Plötzlich stand ein winzig kleines Männlein vor ihm. Das war gar possierlich anzusehen. Es hatte ein rotes Zipfelmützchen auf dem silbergrauen Haar, trug ein nettes braunes Anzüglein, und hatte Stiefel an den Füßen, die sehr groß waren. Das Gesicht, von silberweißem, langem Bart umrahmt, war voller Runzeln und schien recht alt zu sein, aber die graublauen Augen blickten jung und fröhlich auf Achim. Mit leiser, lustiger Stimme sagte es:

»Ja, Achimli, warum weinst du denn so gar sehr?«

»Weil ich sterben muß«, antwortete Achim.

»Nun, das ist doch nichts Neues. Sterben müssen wir alle. Weinst du schon lange deswegen?«

»Nein, ich habe erst heute nachmittag damit angefangen.«

»Nun, dann geht's ja noch. Du siehst ja so traurig aus, als weintest du seit wenigstens acht Jahren in einer Tour. Aber hör, Achimli, deswegen weint man nicht. Nein, nein. Weinen kann man, wenn man gestorben ist, aber nicht früher.« 225

Da mußte Achim ein bißchen lachen: »Du hast gut reden. Du kannst vergnügt sein, oder mußt du auch morgen sterben, so wie ich?«

»Das weiß ich nicht, mein Achimli, und ich kann dir nichts sagen, was ich nicht genau weiß. Aber warum willst du denn grad morgen sterben und mitten im Mai?«

»Will ich denn? Ich muß, ich muß! Ich muß sterben, weil ich aus Sand kein Brot backen kann. Ach sterben, sterben! Sterben ist der schwerste Tod!«

»Ach, sterben, sterben!« äffte das Männchen ihn lachend nach.
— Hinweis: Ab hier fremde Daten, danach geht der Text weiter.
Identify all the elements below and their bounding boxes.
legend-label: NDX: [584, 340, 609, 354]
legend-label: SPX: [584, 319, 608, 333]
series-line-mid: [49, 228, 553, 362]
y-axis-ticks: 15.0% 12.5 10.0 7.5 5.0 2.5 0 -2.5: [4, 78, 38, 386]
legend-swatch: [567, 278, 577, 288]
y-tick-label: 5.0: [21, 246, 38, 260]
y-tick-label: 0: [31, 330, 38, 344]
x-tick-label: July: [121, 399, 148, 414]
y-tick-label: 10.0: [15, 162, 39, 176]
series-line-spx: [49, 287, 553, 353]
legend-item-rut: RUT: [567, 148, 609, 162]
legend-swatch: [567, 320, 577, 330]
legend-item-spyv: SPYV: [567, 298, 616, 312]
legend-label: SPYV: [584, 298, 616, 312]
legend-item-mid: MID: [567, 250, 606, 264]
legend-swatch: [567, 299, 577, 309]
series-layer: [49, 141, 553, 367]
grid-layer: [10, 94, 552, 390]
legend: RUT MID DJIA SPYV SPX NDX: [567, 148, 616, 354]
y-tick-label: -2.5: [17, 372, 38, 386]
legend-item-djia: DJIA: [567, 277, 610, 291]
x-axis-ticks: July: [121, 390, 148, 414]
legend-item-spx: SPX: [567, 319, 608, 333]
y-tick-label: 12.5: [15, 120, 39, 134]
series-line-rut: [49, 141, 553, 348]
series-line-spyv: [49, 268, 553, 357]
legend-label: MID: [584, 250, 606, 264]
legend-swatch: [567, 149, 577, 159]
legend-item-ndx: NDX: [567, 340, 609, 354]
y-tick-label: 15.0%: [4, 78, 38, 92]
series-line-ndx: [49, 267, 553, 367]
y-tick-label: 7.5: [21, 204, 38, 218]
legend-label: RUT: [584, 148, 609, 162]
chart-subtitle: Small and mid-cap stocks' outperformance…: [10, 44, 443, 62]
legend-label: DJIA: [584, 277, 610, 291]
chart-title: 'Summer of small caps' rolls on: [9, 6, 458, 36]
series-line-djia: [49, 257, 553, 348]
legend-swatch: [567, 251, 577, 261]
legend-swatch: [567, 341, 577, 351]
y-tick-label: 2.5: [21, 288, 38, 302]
»Und wenn du aus Sand Brot machen kannst, muß du nicht sterben? Überhaupt nicht, oder wie ist es damit?«

»Ach geh, ich glaub', du machst dich noch lustig über mich. Mach du mal aus Sand Brot, und dann will ich hören, was du noch zu bestellen hast, wenn du an meiner Stelle bist?«

»Aber beruhige dich doch, mein Achimli, ich will ja gern an deiner Stelle sein, wenn dir das Leben so gar viel Spaß macht. Der eine oder der andere muß wohl das Brot backen, wenn es verlangt wird, und ich bin jetzt der andere.«

»Wer bist du denn sonst?« fragte Achim neugierig.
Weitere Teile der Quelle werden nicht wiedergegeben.